Il existe également des contraintes d’une autre nature qui n’ont jamais été qualifiées de dictature :

  • pour conduire une voiture, il faut un permis de conduire ; libre à chacun de ne pas le passer, mais il se prive de la liberté de circuler au volant d’une voiture !
  • il en va de même pour piloter un avion ou commander un bateau ;
  • certaines professions, dites réglementées, exigent un diplôme d’État, à commencer par les professions médicales ; à ce propos, il est d’autant plus surprenant de voir certains membres de ces professions crier au scandale devant l’obligation de vaccin, alors qu’ils ne peuvent exercer leur métier qu’en justifiant de formations et de diplômes bien identifiés ;
  • d’autres métiers, en raison des risques ou des contraintes, exigent une habilitation particulière (travail sous tension pour les intervenants sur lignes électriques) ou surveillance médicale particulière (par exemple grutiers).
     

A l’extrême limite, le fait qu’il faille présenter un titre de transport valide pour prendre un train ou un métro ou un billet pour accéder à un musée est-il une limitation à notre liberté ?

 

3. sur le fait de confier à des non policiers des activités de contrôle

Rien de nouveau là aussi.

Nos cafetiers et restaurateurs qui refuseraient de vérifier les passes sanitaires se rappellent-ils qu’ils ont déjà la responsabilité (et c’est affiché dans tous leurs établissements !) de lutter contre l’ivresse publique et de ne pas servir d’alcool aux mineurs ? De même les buralistes par rapport à la vente de tabac et de jeux d’argent à ces mêmes mineurs.

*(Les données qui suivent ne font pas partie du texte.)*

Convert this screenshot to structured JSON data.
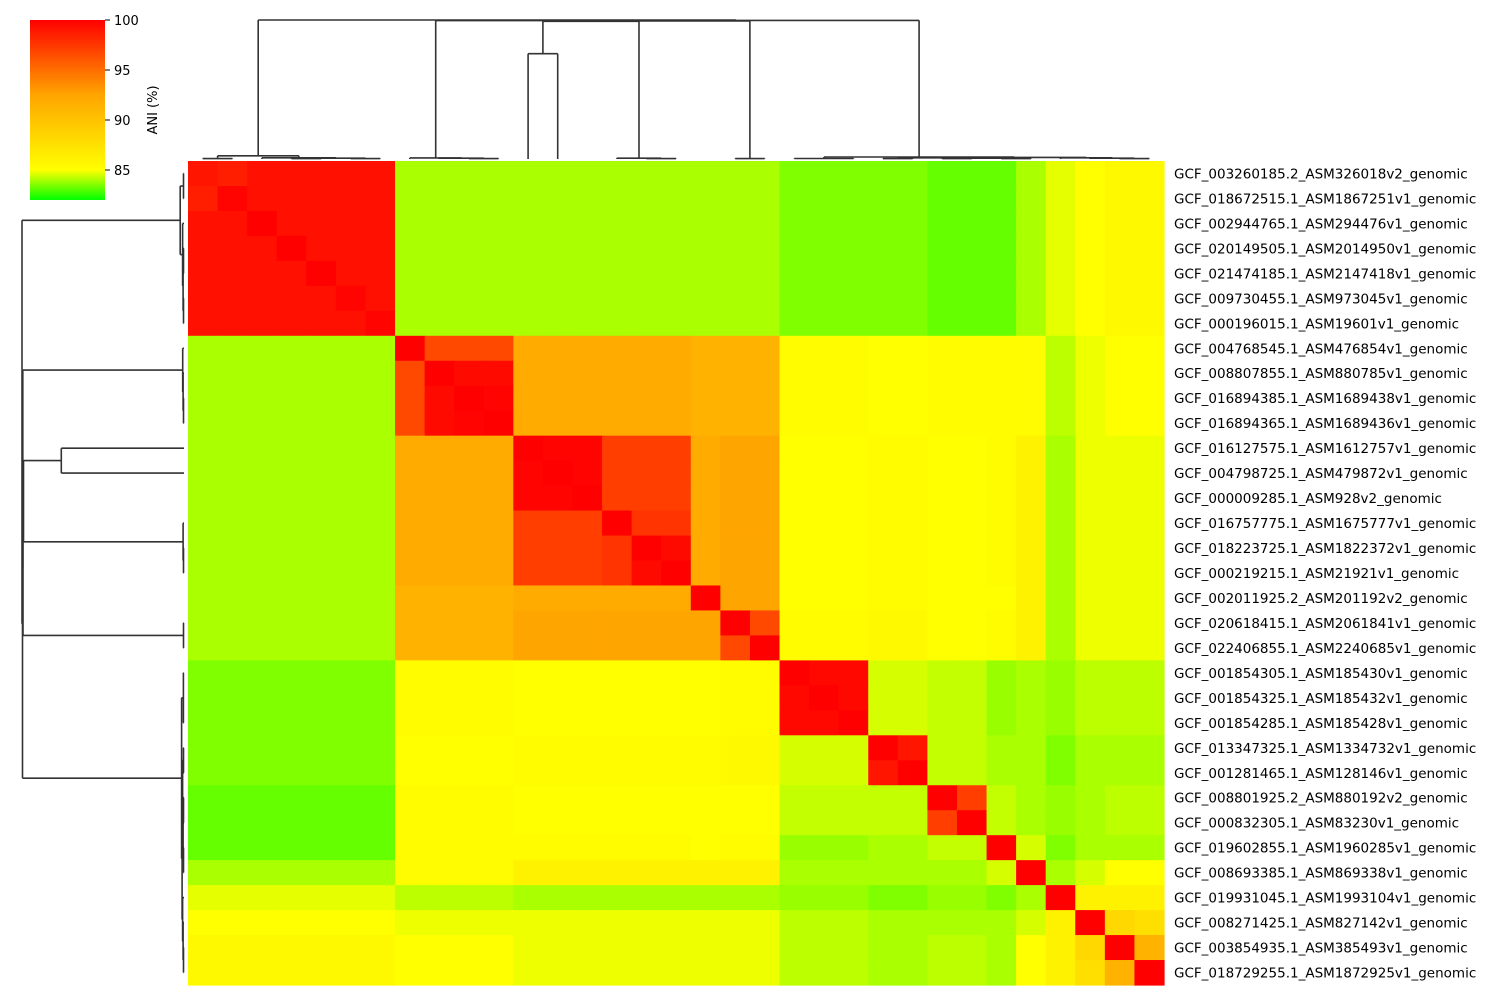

Quand on loue une voiture, le loueur vous demande de présenter votre permis de conduire et personne ne trouve cela exagéré !

Pour s’inscrire dans un club de sport sérieux, on peut vous demander de produire un certificat médial attestant que l’on ne souffre pas de pathologie incompatible avec l’activité envisagée.

On pourrait trouver encore d’autres exemples du même genre où les professionnels qui exercent un contrôle ne font pas pour autant un travail de policier.

Et surtout ne confondons pas le fait de contrôler l’application d’une règle et le fait de sanctionner, qui lui, relève d’un pouvoir de police.